The authors state that the rise of the intangible economy helps to explain the secular stagnation experienced in advanced economies in recent years. Failure to record intangible investment has caused GDP growth statistics to be understated. It is the scalability of intangibles which has allowed large and profitable firms to emerge. The propensity of these firms to exploit spillovers has increased the productivity and profits gap between the leaders and the laggards. The success of the top firms further decreases the incentives for firms at the bottom to invest, for fear of exploitation.

My thoughts:

In recent times, the success of Coronavirus UY, the track and trace app developed in Uruguay, presents a valuable case for open innovation. 150 people from 12 private companies collaborated to achieve a socially beneficial product. Uruguay’s strong digital infrastructure has been credited as a key component to the success of the app. The authors of this book, published pre Covid-19, consider that digital infrastructure is vital for a prosperous intangible economy. The future challenge will be whether similar open innovation can flourish where there is less of a social incentive. If the benefits of synergies are to be realised, the idea that open innovation is a cheaper way to exploit rival knowledge will need to be quashed.

Capitalism Without Capital poses the question of what the rise of the intangible economy might mean for public policy. Companies are proficient in moving mobile capital back and forth between countries, which makes intangible assets more borderless. In the context of an intangible intensive economy, governments will have to compete on R&D reliefs or establish a preferential infrastructure to attract R&D within their own country.

For optimal economic performance in an intangible economy, there needs to be greater public investment in R&D. Good governance allows innovation to flourish. The UK government's current Industrial Strategy which includes a target to "raise investment on R&D to 2.4% of GDP by 2027” appears insufficient. The Industrial Strategy should incorporate a greater diversity of funding streams, concentrated in breakthrough funding agencies, which mirror The Defense Advanced Research Projects Agency (DARPA) model. To maximise intangible investment, the aims of these funds should be more specific than those of the UKRI’s Industrial Challenge Strategy Fund, which aims to solve an ‘ageing society’ and ‘clean growth’.
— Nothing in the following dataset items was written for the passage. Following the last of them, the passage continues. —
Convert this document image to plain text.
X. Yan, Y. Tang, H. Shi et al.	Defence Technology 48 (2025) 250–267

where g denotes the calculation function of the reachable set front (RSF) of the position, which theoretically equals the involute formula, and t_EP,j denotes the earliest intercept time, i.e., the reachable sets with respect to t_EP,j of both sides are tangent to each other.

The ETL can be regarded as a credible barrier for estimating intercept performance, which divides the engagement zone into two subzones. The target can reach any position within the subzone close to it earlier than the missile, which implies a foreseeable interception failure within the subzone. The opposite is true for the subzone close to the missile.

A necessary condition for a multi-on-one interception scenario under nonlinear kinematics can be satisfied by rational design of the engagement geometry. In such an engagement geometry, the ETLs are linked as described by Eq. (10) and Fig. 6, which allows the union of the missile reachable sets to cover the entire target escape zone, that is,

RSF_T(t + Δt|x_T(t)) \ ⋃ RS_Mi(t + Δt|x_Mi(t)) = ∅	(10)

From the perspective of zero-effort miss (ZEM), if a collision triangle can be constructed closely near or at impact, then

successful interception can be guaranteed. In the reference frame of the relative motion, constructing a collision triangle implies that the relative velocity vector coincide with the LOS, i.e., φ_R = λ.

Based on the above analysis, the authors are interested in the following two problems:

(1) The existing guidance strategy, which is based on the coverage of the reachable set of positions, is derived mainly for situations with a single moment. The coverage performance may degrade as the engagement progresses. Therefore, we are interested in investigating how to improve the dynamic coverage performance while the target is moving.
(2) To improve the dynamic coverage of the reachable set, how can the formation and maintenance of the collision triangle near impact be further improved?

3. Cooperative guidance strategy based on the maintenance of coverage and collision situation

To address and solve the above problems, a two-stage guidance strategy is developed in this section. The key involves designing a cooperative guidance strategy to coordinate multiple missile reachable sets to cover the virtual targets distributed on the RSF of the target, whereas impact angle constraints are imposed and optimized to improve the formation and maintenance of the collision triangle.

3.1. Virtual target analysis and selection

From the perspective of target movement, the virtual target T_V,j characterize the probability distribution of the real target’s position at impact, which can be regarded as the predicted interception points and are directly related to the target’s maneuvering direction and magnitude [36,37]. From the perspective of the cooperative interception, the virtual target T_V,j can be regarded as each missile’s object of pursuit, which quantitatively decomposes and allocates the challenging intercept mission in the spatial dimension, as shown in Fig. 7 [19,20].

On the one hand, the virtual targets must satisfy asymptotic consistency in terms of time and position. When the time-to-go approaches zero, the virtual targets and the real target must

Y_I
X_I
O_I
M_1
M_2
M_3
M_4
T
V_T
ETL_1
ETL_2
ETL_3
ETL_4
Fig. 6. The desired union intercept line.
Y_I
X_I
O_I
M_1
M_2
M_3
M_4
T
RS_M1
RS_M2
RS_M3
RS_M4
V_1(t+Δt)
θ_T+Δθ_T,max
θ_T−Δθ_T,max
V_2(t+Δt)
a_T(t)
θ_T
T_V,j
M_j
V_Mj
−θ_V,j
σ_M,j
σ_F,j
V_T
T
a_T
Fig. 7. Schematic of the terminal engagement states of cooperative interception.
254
Brave politicians are needed to eschew the risk-averse nature of politics, to ensure the success of an intangible-intensive economy in the UK. The main obstacle to public intangible investment will be whether it is politically sustainable. Consecutive governments will need to be committed to creating a climate which is conducive to the sustained rise of intangibles rather than providing a quick fix.
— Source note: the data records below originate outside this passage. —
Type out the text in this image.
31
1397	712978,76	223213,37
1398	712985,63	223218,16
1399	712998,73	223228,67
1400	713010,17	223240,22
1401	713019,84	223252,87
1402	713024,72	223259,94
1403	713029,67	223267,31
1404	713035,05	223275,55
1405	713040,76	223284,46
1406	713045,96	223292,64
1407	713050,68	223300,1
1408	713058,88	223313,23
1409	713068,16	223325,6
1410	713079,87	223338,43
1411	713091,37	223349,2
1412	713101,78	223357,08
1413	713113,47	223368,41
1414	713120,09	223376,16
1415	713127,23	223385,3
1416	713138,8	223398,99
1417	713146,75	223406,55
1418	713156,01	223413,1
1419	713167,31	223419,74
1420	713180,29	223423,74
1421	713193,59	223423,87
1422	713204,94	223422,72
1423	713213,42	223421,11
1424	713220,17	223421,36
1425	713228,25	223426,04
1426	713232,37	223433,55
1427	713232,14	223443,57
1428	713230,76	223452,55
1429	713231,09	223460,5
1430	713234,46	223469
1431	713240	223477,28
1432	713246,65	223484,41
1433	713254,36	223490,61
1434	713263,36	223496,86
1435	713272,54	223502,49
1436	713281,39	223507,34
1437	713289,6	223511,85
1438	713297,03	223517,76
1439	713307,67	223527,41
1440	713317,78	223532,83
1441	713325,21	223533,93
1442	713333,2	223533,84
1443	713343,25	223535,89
What could the rise of the intangible economy mean for the future workforce? Many commentators suggest that Gen Z will have significantly more job changes than previous generations. The rise of portfolio careers will amplify spillovers and lead to the cross pollination of ideas across sectors. As knowledge is non-rival, intangible investments such as management techniques and business processes should diffuse more freely across the economy. The intangible economy will place emphasis on firms attracting and securing the best talent.

The laggards will underinvest in the intangible development of their employees, for fear that the company will not accrue the benefits. The leaders, by comparison, will continue to invest in training and create synergistic clusters within the company. This will establish an environment where employees are more willing to share ideas, stay loyal and retain the firm’s intangible capital.
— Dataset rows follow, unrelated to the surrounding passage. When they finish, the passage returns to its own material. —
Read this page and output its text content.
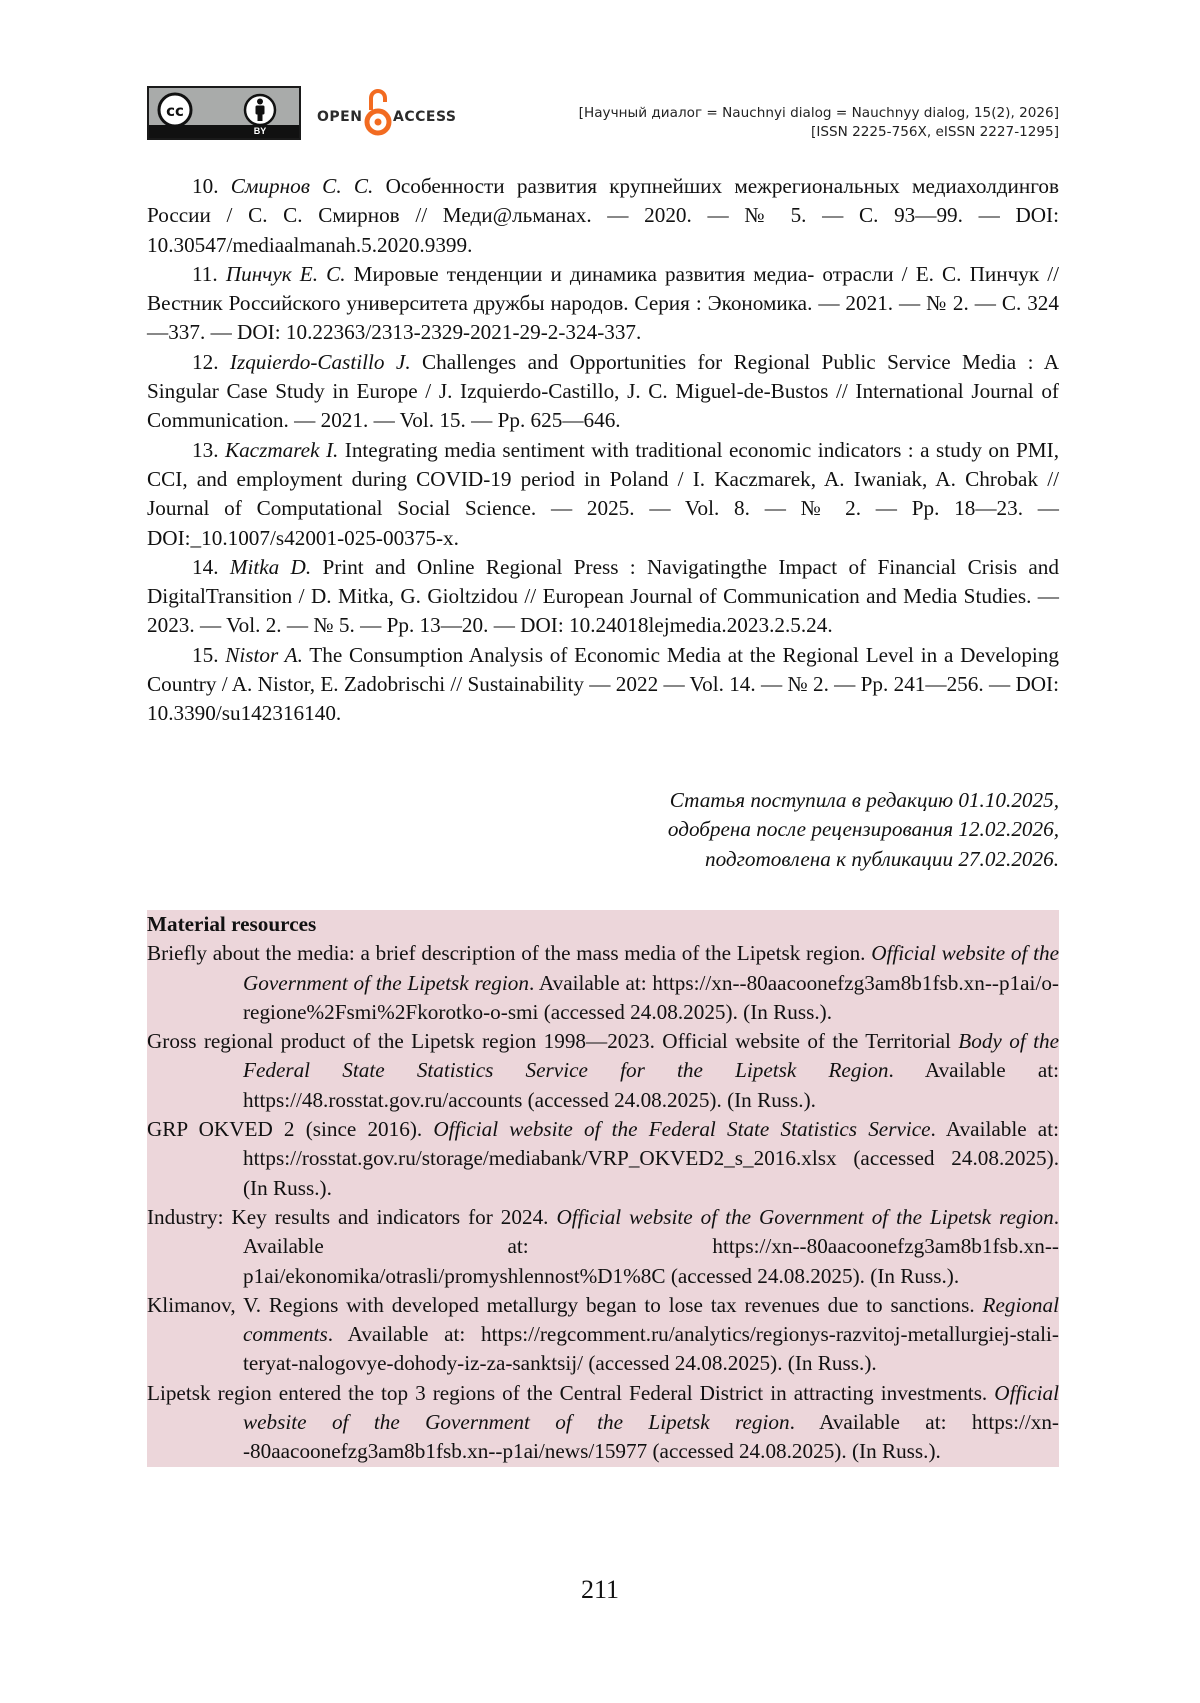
cc
BY
OPEN ACCESS	[Научный диалог = Nauchnyi dialog = Nauchnyy dialog, 15(2), 2026]
[ISSN 2225-756X, eISSN 2227-1295]

10. Смирнов С. С. Особенности развития крупнейших межрегиональных медиахолдингов России / С. С. Смирнов // Меди@льманах. — 2020. — № 5. — С. 93—99. — DOI: 10.30547/mediaalmanah.5.2020.9399.

11. Пинчук Е. С. Мировые тенденции и динамика развития медиа- отрасли / Е. С. Пинчук // Вестник Российского университета дружбы народов. Серия : Экономика. — 2021. — № 2. — С. 324—337. — DOI: 10.22363/2313-2329-2021-29-2-324-337.

12. Izquierdo-Castillo J. Challenges and Opportunities for Regional Public Service Media : A Singular Case Study in Europe / J. Izquierdo-Castillo, J. C. Miguel-de-Bustos // International Journal of Communication. — 2021. — Vol. 15. — Pp. 625—646.

13. Kaczmarek I. Integrating media sentiment with traditional economic indicators : a study on PMI, CCI, and employment during COVID-19 period in Poland / I. Kaczmarek, A. Iwaniak, A. Chrobak // Journal of Computational Social Science. — 2025. — Vol. 8. — № 2. — Pp. 18—23. — DOI:_10.1007/s42001-025-00375-x.

14. Mitka D. Print and Online Regional Press : Navigatingthe Impact of Financial Crisis and DigitalTransition / D. Mitka, G. Gioltzidou // European Journal of Communication and Media Studies. — 2023. — Vol. 2. — № 5. — Pp. 13—20. — DOI: 10.24018lejmedia.2023.2.5.24.

15. Nistor A. The Consumption Analysis of Economic Media at the Regional Level in a Developing Country / A. Nistor, E. Zadobrischi // Sustainability — 2022 — Vol. 14. — № 2. — Pp. 241—256. — DOI: 10.3390/su142316140.

Статья поступила в редакцию 01.10.2025,
одобрена после рецензирования 12.02.2026,
подготовлена к публикации 27.02.2026.

Material resources

Briefly about the media: a brief description of the mass media of the Lipetsk region. Official website of the Government of the Lipetsk region. Available at: https://xn--80aacoonefzg3am8b1fsb.xn--p1ai/o-regione%2Fsmi%2Fkorotko-o-smi (accessed 24.08.2025). (In Russ.).

Gross regional product of the Lipetsk region 1998—2023. Official website of the Territorial Body of the Federal State Statistics Service for the Lipetsk Region. Available at: https://48.rosstat.gov.ru/accounts (accessed 24.08.2025). (In Russ.).

GRP OKVED 2 (since 2016). Official website of the Federal State Statistics Service. Available at: https://rosstat.gov.ru/storage/mediabank/VRP_OKVED2_s_2016.xlsx (accessed 24.08.2025). (In Russ.).

Industry: Key results and indicators for 2024. Official website of the Government of the Lipetsk region. Available at: https://xn--80aacoonefzg3am8b1fsb.xn--p1ai/ekonomika/otrasli/promyshlennost%D1%8C (accessed 24.08.2025). (In Russ.).

Klimanov, V. Regions with developed metallurgy began to lose tax revenues due to sanctions. Regional comments. Available at: https://regcomment.ru/analytics/regionys-razvitoj-metallurgiej-stali-teryat-nalogovye-dohody-iz-za-sanktsij/ (accessed 24.08.2025). (In Russ.).

Lipetsk region entered the top 3 regions of the Central Federal District in attracting investments. Official website of the Government of the Lipetsk region. Available at: https://xn--80aacoonefzg3am8b1fsb.xn--p1ai/news/15977 (accessed 24.08.2025). (In Russ.).

211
Management of intangible-intensive firms will demand additional coordination and effective leadership to retain talent. Haskel and Westlake discuss the value of voluntary followers in an intangible economy. Psychometric testing is likely to increase in the selection processes. For candidates it may seem an arbitrary way to cull applicants, but for firms it will prove invaluable. It will enable them to select employees who will cooperate with each other and possess the attributes to thrive in an intangible intensive economy.